There has been plenty of reportage on the Fabindia lifestyle in recent years, deconstructing the sort of people who wear or use the plethora of handcrafted, organic, eco-friendly, fairly sourced-and-traded products from one of India’s most famous “ethnic” brands. As India’s consumer base has grown, so has the company, and so, as the journalism suggests, has the self-consciousness of its adherents.
But Fabindia is not a purely hipster label. It has a long and complex history as a social enterprise that marries profit margins to public service. Its championing of the artisan and weaver communities from whom Fabindia’s materials are sourced has always been staunch and unpretentious, even as its products have consistently found ways to fulfil the mutating demands of urban aspiration.
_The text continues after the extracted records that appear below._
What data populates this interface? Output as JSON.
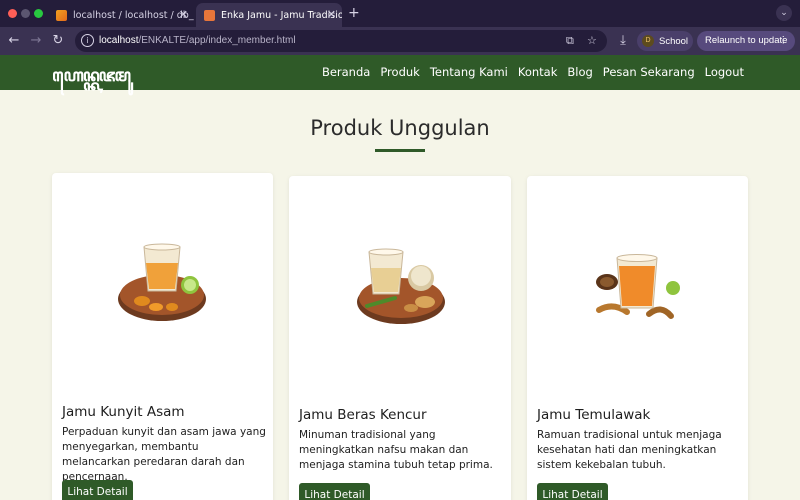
{
  "browser": {
    "tabs": [
      {
        "label": "localhost / localhost / db_uas",
        "active": false
      },
      {
        "label": "Enka Jamu - Jamu Tradisional",
        "active": true
      }
    ],
    "url_host": "localhost",
    "url_path": "/ENKALTE/app/index_member.html",
    "profile_initial": "D",
    "profile_label": "School",
    "relaunch_label": "Relaunch to update"
  },
  "site": {
    "logo_text": "ꦲꦺꦤ꧀ꦏꦗꦩꦸ",
    "nav": [
      "Beranda",
      "Produk",
      "Tentang Kami",
      "Kontak",
      "Blog",
      "Pesan Sekarang",
      "Logout"
    ],
    "section_title": "Produk Unggulan",
    "button_label": "Lihat Detail",
    "products": [
      {
        "name": "Jamu Kunyit Asam",
        "description": "Perpaduan kunyit dan asam jawa yang menyegarkan, membantu melancarkan peredaran darah dan pencernaan."
      },
      {
        "name": "Jamu Beras Kencur",
        "description": "Minuman tradisional yang meningkatkan nafsu makan dan menjaga stamina tubuh tetap prima."
      },
      {
        "name": "Jamu Temulawak",
        "description": "Ramuan tradisional untuk menjaga kesehatan hati dan meningkatkan sistem kekebalan tubuh."
      }
    ]
  },
  "colors": {
    "brand_green": "#2f5a28",
    "page_bg": "#f5f5e8",
    "browser_dark": "#241d3a"
  }
}
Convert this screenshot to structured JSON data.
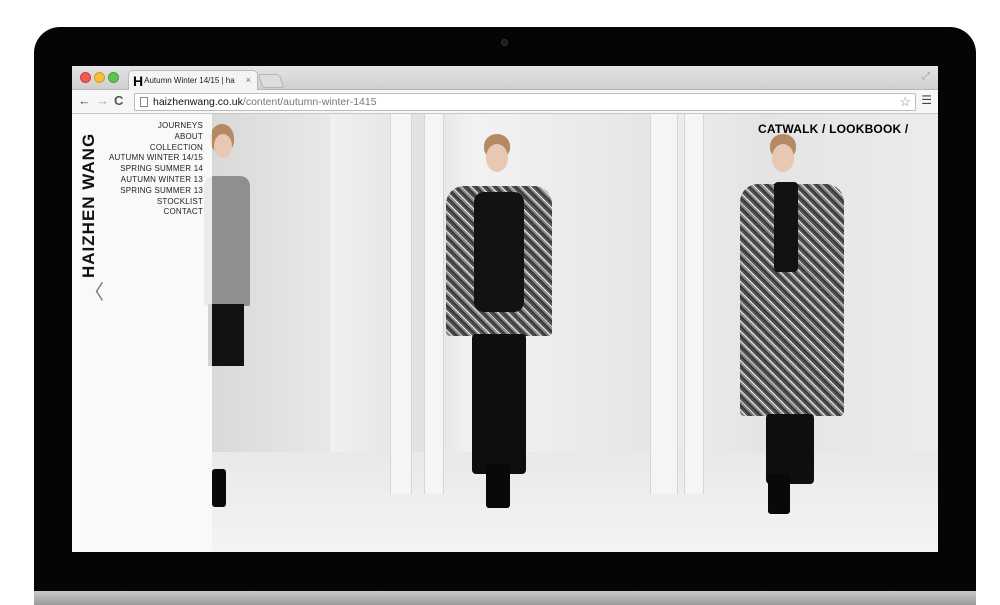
{
  "browser": {
    "tab": {
      "favicon": "H",
      "title": "Autumn Winter 14/15 | ha",
      "close": "×"
    },
    "toolbar": {
      "back": "←",
      "forward": "→",
      "reload": "C",
      "url_host": "haizhenwang.co.uk",
      "url_path": "/content/autumn-winter-1415",
      "star": "☆",
      "menu": "☰"
    }
  },
  "site": {
    "brand": "HAIZHEN WANG",
    "back_arrow": "〈",
    "nav": [
      "JOURNEYS",
      "ABOUT",
      "COLLECTION",
      "AUTUMN WINTER 14/15",
      "SPRING SUMMER 14",
      "AUTUMN WINTER 13",
      "SPRING SUMMER 13",
      "STOCKLIST",
      "CONTACT"
    ],
    "top_nav": "CATWALK / LOOKBOOK /"
  },
  "icons": {
    "favicon": "h-logo-icon",
    "back": "arrow-left-icon",
    "forward": "arrow-right-icon",
    "reload": "reload-icon",
    "page": "page-icon",
    "star": "star-icon",
    "menu": "hamburger-menu-icon",
    "fullscreen": "fullscreen-icon",
    "back_arrow": "chevron-left-icon"
  },
  "colors": {
    "traffic_close": "#ef5b4f",
    "traffic_minimize": "#f7bd3a",
    "traffic_maximize": "#5fc452"
  }
}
Radhika Singh’s book about the brand traces this backstory, working up from its beginnings as the young John Bissell’s part-hippie, part-yuppie idea to its transformation into an Indian powerhouse. The gaps that Singh’s history fills allows readers to understand how the brand came into the public eye after 1990, with a solid infrastructure and a small but influential band of loyalists already in place. In spite of Fabindia’s exceptional position—an enterprise that was simultaneously American and Indian, urban and rural, aiming for profits as well as social justice—it was subject to the same economic and political storms that other Indian businesses weathered in post-independence India. Singh, whose first book this is, receives access to a vast archive of documents, from Bissell family letters and photographs to a seemingly exhaustive record of business transactions, invoices and international communications.
It should have made for a uniquely thrilling story. Yet Singh approaches her story with varying attitudes. She begins as a lifelong Fabindia fan, a connection deepened by personal relations with the Bissell family, and moves forward alternating between reporter, fly on the wall, historian and teller of anecdotes. All of these can combine as crucial elements of a successful biography, which typically mediates the immersive aspects of a story—involving readers fully in its narrative—and the reflective. But it is as a biographer that Singh stumbles.
When she compiles company information—as she does at length in the book, reproducing financial statements, vision plans and case studies—she is dry. With her interviewees, her style shifts to warmer, subjective tones, not always to the story’s advantage. The delve into Fabindia’s political-economic history is much less fluid than the writer’s withdrawal into the intimate, if cautious personal portraits of the Bissells. This also makes the former less appealing to read.
Surprisingly for someone who quotes so extensively from the private records of her subjects, Singh’s primary source when referring to the history of post-independence India is not archival records or historical reportage, but Ramachandra Guha’s popular compendium, India after Gandhi. So much for academic rigour.
In between great stretches of reported speech and dubiously negotiated tense shifts, the author can sometimes lose control of her conversations. “Are you sure you want to know all this?” Singh reports one of her interlocutors saying midway through her conversation. That this throwaway line makes it into the book demonstrates its failure to deal with the ambitious scope it set for itself.
Having said that, the book’s meticulous approach to detailing Fabindia’s early years, particularly in relation to the craftspeople with whom they created historic relationships—and signature fabrics—provides us a framework for understanding the brand’s emphatic successes in the post-liberalization decades. Their half-quixotic, half-canny business model reveals ideals that are, in Singh’s telling, a little akin to their eccentrically sized kurtas: sometimes flawed, sometimes elegant and generally comfortable for their legion of fans.